Bei der Eröffnung der Ausstellung. Foto: Ivan Kašša
Der Höhepunkt ist eine Ikone
Laut Neal ist auch Eders umfassendes Wissen über die Kunstgeschichte und die Symbolik der klassischen Gattungen ein wichtiger Ausgangspunkt. Eines der Prinzipien, das in seinem Werk immer wieder auftaucht, ist die christliche Ikonographie, die er mit Erotik und menschlichen Sehnsüchten konfrontiert.

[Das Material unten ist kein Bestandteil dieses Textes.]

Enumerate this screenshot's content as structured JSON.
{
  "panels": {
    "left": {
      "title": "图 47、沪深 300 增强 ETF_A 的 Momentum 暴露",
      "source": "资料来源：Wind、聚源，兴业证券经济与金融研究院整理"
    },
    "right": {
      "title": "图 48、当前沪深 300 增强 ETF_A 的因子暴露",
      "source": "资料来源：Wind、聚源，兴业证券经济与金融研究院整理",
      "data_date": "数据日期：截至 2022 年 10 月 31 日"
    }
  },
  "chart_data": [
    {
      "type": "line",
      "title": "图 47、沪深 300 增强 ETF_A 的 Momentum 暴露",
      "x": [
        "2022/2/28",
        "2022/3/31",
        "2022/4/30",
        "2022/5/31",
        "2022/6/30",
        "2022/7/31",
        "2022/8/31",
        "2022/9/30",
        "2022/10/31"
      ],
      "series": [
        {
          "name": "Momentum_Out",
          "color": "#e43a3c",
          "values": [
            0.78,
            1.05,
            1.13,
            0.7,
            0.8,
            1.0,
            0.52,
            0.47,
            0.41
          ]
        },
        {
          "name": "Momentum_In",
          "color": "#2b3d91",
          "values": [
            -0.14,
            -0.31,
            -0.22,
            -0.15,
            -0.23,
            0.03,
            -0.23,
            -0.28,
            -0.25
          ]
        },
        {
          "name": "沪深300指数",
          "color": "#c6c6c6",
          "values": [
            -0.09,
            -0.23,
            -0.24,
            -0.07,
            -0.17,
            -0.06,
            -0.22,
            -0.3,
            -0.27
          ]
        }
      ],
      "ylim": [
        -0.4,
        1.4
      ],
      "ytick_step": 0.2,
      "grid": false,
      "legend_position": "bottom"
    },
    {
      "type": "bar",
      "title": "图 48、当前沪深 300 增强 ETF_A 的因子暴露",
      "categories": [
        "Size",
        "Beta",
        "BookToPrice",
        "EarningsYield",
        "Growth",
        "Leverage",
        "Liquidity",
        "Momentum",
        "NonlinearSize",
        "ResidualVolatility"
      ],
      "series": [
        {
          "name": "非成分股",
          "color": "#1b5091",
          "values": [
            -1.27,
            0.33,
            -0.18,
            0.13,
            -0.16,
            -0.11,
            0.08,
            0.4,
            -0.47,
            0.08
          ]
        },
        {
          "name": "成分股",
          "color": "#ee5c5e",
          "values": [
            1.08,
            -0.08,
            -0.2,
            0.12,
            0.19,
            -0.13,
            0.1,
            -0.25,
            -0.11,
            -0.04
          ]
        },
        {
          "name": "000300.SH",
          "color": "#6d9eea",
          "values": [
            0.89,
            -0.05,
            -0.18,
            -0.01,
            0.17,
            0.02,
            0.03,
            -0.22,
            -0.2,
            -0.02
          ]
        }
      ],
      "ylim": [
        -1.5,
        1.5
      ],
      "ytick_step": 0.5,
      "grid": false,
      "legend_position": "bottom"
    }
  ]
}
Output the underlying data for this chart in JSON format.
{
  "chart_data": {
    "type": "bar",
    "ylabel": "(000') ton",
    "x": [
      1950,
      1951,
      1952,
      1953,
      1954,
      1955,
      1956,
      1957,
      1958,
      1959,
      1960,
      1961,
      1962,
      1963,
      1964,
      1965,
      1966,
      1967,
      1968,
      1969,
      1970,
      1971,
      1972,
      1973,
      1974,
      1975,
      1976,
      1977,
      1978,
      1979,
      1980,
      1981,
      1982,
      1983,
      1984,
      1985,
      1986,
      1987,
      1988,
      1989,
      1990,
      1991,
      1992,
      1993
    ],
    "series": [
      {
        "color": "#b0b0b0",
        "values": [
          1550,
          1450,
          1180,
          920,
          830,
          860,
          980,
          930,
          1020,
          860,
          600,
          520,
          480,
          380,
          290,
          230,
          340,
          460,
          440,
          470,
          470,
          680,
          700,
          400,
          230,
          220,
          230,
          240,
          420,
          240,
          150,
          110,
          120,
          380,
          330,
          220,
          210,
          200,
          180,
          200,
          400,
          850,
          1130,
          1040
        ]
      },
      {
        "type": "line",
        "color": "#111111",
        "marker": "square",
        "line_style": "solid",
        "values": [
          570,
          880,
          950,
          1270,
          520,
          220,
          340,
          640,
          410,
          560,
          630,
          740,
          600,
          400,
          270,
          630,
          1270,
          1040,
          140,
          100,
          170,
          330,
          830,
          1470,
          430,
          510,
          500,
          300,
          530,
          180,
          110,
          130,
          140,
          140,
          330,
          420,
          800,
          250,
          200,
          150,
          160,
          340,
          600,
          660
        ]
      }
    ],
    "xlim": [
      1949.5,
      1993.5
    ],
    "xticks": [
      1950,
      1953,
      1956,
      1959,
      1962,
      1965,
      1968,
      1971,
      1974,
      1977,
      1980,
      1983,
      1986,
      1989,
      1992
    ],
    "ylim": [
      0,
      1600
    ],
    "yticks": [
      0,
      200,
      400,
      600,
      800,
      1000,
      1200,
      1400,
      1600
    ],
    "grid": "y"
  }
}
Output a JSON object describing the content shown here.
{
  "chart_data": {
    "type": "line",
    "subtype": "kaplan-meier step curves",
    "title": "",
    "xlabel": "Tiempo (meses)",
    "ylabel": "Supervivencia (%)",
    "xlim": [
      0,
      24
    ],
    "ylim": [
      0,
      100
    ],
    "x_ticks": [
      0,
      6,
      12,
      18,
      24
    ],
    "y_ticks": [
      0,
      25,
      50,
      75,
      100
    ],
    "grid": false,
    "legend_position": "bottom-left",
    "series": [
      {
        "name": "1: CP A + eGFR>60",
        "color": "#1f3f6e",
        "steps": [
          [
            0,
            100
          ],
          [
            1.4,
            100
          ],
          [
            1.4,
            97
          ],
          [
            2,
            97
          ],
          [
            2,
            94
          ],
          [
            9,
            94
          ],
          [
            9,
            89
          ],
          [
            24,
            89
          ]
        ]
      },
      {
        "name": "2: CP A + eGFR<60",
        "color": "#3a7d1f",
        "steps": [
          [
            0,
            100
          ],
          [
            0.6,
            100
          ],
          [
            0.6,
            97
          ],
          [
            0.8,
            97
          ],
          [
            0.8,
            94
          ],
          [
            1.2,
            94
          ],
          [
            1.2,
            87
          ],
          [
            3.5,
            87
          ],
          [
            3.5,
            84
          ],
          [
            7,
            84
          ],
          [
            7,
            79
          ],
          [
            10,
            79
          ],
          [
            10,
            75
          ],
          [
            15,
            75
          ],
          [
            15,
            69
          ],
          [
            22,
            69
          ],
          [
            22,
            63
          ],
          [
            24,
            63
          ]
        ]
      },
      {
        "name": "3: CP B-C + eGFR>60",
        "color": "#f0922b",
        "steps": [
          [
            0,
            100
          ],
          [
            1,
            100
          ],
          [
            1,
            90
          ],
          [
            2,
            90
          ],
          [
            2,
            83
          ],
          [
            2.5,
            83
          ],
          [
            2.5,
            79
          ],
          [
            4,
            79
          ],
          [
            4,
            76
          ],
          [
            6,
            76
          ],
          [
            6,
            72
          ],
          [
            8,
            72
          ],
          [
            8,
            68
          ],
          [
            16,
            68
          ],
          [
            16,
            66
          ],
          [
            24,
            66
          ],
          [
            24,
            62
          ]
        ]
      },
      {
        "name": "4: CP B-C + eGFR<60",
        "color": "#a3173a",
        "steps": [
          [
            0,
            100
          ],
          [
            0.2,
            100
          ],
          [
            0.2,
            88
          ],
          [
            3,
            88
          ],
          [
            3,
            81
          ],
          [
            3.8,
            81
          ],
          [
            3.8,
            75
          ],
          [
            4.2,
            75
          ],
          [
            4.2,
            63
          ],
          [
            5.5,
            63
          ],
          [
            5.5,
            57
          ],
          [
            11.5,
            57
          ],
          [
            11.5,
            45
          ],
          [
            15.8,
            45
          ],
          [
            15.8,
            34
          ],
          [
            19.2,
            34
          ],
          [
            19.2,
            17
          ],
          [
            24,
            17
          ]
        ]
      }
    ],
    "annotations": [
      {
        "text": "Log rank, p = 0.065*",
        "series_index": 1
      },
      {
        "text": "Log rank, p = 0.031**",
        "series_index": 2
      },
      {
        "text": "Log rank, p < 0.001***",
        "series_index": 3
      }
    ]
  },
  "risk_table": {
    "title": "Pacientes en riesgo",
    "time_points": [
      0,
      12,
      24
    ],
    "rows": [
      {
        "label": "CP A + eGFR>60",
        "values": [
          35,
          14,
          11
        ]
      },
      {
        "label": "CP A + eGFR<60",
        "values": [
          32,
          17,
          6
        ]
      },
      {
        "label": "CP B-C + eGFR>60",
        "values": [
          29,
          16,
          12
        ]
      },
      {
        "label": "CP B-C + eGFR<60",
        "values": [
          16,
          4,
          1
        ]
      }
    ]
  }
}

In religiösen Symbolen manifestiert sich auch Eders Herkunft, nämlich seine Heimatstadt Augsburg, die sich auf Tradition und christliche Werte beruft.
Die Verbindung dieser Symbolik mit den menschlichen “Unvollkommenheiten” wird in der Ausstellung durch ihren imaginären Höhepunkt repräsentiert, ein Gemälde, zu dem Sie ganz am Ende des Rundgangs natürlich den Weg finden werden. Es ist das einzige, das auf einer schwarzen Wand angebracht ist und in seiner Komposition und Rahmung an eine religiöse Ikone erinnert. Obwohl es kleiner und scheinbar geschlossener ist als die anderen Werke in seiner Umgebung, ist es vielleicht das emotionalste der gesamten Ausstellung. Aber das können Sie in der Galerie selbst beurteilen. The Unreal ist dort bis zum 6. Oktober zu sehen.
“Die größte Ausstellung in der Galerie”
In letzter Zeit versucht die DSC-Galerie, sich mehr auf ausländische Künstler und deren Dialog mit der tschechischen Kunstszene zu konzentrieren. Mit einer Einzelausstellung einer Persönlichkeit wie Martin Eder bestätigt die Galerie nur ihre Ausrichtung. “Für mich persönlich ist es die größte Ausstellung, die wir in der Galerie hatten”, meint Karolína Juřicová, die Leiterin der Galerie.